Thursday, August 20, 2015

Dan Fogelberg

When I travel, I take our newer car, the 2012 Suzuki, because it has a CD player. Our older Honda Civic has a cassette player, but it eats cassettes instead of playing them. I usually bring ten or 12 CDs with me to play while I'm driving.

Two of the CDs I take often are by Dan Fogelberg: "Greatest Hits' from 1982, and "Twin Sons of Different Mothers" with Tim Weisberg, from 1978. I have other albums of his on vinyl.

Normally, I detest cheap sentiment. But I still cry at "Same Old Lang Syne" about running into an old girlfriend at a convenience store on New Year's Eve (and the scandal that he said "Met my old lover at the grocery store.." when gay men at the time called their partners their "lover."). And "Longer," probably the most unabashed love song in history, makes me sigh and get teary. For Rosh Hashana 2008, Pam and Mindy, a couple at BCC, the temple where I met Joe, made a wedding video, showing all the people married and engaged from our temple (including themselves) and set to Fogelberg and Weisberg's cover of Judy Collins' "Since You Asked." Joe and I were engaged at the time and appear in the video. I watch that at least monthly. I can't get a link up that works (darn technology!) but if you go to YouTube and look up "BCC Wedding Montage- No on 8" you can see it.

Maybe it's because I sing high tenor like him, and taught myself to play "Longer" on the piano and sing along. Working on that made me appreciate Fogelberg's talent.

Then there is the sleazy story of how, after a bad week trying to teach a class in Tallahassee for Social Security in 1980, a handsome young man at the gay bar in town took me home because, with my full dark beard , he thought I looked like Dan Fogelberg.

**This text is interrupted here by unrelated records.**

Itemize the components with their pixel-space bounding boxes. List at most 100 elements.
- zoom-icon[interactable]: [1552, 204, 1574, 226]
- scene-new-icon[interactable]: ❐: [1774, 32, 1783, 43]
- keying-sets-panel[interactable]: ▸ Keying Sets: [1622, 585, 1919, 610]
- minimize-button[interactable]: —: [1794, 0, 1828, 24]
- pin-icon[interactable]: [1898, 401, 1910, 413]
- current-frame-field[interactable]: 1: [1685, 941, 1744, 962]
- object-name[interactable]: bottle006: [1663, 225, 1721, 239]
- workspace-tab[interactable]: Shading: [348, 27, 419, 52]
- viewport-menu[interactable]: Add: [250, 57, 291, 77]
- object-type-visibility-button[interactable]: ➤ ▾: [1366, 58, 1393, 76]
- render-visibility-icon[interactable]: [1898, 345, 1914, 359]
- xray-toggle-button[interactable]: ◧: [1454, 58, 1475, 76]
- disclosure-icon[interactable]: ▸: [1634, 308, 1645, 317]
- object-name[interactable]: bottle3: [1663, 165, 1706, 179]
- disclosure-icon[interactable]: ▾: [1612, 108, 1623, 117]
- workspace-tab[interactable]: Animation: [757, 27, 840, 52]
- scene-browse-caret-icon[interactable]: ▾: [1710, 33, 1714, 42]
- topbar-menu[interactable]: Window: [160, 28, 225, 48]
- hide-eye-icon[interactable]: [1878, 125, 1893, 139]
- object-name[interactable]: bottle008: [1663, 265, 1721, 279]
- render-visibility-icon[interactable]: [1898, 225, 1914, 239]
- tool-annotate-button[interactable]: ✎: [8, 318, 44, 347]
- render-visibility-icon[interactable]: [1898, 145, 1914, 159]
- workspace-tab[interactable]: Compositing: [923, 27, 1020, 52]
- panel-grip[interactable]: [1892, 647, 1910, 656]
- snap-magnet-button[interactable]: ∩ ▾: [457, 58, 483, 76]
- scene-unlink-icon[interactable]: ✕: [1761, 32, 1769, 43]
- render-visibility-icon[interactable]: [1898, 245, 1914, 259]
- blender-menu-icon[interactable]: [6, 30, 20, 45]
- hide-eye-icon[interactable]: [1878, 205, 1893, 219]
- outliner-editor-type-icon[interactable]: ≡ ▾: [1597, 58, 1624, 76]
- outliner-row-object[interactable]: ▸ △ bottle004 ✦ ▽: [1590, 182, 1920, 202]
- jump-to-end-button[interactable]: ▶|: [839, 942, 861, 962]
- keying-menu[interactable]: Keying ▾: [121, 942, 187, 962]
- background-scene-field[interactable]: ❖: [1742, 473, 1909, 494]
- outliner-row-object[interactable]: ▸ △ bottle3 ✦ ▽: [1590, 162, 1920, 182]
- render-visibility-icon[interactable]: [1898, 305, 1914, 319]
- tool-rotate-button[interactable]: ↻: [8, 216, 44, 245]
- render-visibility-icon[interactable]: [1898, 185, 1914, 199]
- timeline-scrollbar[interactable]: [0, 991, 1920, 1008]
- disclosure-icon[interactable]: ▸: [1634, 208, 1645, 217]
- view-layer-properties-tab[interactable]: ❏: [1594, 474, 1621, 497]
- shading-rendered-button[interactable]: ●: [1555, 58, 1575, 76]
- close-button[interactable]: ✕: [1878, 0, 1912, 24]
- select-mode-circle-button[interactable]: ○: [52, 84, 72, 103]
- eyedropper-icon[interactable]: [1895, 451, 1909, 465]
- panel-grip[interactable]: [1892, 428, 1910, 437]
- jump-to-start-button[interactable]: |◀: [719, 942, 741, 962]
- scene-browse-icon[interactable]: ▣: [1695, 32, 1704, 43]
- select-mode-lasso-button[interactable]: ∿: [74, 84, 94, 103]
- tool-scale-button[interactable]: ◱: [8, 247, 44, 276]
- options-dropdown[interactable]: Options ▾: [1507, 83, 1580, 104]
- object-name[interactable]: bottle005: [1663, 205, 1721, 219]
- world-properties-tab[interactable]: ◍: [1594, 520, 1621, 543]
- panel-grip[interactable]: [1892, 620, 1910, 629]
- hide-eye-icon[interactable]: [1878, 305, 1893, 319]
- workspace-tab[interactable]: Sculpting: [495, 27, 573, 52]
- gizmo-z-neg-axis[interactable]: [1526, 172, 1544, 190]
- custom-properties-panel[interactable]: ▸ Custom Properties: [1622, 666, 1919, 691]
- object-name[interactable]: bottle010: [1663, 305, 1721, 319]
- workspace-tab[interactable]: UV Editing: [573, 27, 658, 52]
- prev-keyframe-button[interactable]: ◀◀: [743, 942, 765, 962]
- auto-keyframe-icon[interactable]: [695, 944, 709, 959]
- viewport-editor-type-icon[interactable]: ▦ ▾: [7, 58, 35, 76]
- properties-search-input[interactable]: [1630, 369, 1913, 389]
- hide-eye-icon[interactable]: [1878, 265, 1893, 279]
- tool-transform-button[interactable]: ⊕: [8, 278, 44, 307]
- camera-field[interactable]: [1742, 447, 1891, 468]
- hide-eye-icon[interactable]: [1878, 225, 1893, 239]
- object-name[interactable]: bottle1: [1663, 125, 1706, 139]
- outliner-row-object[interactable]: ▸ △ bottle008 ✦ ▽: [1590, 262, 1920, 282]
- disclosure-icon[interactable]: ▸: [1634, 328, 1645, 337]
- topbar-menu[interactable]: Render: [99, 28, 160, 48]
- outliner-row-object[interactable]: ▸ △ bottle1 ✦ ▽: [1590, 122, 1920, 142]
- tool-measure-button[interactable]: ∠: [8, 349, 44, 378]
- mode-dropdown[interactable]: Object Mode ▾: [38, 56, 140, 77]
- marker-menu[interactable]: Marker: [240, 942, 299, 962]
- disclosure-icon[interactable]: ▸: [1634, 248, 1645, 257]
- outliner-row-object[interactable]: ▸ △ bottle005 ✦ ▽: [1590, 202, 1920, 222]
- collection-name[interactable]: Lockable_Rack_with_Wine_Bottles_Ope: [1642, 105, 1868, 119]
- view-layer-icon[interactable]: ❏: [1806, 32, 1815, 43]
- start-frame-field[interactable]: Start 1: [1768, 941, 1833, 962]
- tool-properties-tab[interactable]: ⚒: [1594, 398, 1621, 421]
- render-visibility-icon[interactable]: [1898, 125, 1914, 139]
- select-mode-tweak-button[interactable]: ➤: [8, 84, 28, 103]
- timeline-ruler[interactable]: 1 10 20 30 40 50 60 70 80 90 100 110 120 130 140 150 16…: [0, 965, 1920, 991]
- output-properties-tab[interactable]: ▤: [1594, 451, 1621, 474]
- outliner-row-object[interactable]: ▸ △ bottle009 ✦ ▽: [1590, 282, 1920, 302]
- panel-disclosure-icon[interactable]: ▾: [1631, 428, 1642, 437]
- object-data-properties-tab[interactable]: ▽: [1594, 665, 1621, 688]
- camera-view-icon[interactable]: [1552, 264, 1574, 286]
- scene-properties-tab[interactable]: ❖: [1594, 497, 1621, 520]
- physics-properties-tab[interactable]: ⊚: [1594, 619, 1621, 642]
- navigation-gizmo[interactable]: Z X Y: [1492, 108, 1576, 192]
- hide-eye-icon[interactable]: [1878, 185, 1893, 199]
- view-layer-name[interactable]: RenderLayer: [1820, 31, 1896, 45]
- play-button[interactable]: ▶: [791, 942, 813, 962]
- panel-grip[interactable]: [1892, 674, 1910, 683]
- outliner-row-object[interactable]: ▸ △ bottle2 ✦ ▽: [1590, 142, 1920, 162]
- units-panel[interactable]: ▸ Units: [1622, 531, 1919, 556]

Dan Fogelberg was born in 1951, almost two years after I was born. He died of prostate cancer in December 2007, at the age of fifty-six. Another lesson in not envying people because you perceive them to be more talented, more successful or better looking.

Probably better not to think about why Dan Fogelberg's music moves me. I wouldn't want to think I'm a romantic at heart.